Me llamo Andrés y me dirijo a vosotros, quizás a quienes alguna vez pasaron por algo similar. No busco compasión ni juicio, solo necesito desahogarme. Ya no puedo guardar silencio. No puedo con esto solo.
Mi esposa se llama Marina. Llevamos juntos casi dieciséis años y quince de casados oficialmente. Tenemos dos hijos, un niño y una niña. Construimos nuestra casa en las afueras de Madrid, trabajamos, criamos a nuestros hijos, vamos al mar de vez en cuando, como cualquier familia. A simple vista parece que somos felices. Pero ya no puedo dormir por las noches. Porque la… celosía me consume.
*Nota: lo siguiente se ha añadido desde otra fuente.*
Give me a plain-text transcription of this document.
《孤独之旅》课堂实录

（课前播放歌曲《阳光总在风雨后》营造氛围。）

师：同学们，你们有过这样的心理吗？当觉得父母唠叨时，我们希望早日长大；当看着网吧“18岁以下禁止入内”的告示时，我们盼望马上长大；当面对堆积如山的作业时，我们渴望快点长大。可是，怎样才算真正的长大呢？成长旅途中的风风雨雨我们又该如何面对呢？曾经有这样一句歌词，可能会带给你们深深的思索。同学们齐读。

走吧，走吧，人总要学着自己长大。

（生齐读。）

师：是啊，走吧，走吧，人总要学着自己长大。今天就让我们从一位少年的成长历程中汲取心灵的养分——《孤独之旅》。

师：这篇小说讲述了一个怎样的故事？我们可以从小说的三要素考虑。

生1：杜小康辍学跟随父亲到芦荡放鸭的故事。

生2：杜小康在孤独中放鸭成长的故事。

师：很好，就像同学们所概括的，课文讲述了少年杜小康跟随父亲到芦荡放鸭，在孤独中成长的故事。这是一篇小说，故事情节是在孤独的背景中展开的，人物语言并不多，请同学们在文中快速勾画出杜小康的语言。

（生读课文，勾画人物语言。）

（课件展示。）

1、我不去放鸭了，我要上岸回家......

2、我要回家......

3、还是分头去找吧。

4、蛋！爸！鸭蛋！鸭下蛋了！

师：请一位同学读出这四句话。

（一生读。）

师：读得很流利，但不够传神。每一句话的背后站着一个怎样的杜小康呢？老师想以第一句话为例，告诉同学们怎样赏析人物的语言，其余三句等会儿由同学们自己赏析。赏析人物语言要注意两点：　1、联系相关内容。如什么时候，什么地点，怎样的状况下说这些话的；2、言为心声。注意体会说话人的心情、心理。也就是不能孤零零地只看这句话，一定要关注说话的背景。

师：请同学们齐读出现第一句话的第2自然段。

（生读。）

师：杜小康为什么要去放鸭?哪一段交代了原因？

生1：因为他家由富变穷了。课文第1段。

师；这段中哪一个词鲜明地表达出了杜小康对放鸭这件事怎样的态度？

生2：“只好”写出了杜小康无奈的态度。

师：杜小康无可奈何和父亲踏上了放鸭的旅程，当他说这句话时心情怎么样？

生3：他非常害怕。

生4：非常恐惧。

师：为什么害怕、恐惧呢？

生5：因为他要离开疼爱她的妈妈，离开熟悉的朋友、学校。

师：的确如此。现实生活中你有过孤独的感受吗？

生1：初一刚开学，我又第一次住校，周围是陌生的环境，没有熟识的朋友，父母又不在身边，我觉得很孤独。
Todavía amo a Marina, como aquel día de nuestra boda. Incluso más. Porque ahora sé cómo es ella en la vida; en lo cotidiano, en los momentos difíciles. La he visto cansada, enferma, despeinada, disgustada, y aún así la considero la mujer más hermosa del mundo. A veces, cuando se va al trabajo, todavía la observo discretamente mientras se prepara: cómo elige los pendientes, cómo alisa su falda con la mano. Me hace feliz hasta el estremecimiento ser su marido. Aún le preparo café por las mañanas y le dejo notas en el espejo del baño.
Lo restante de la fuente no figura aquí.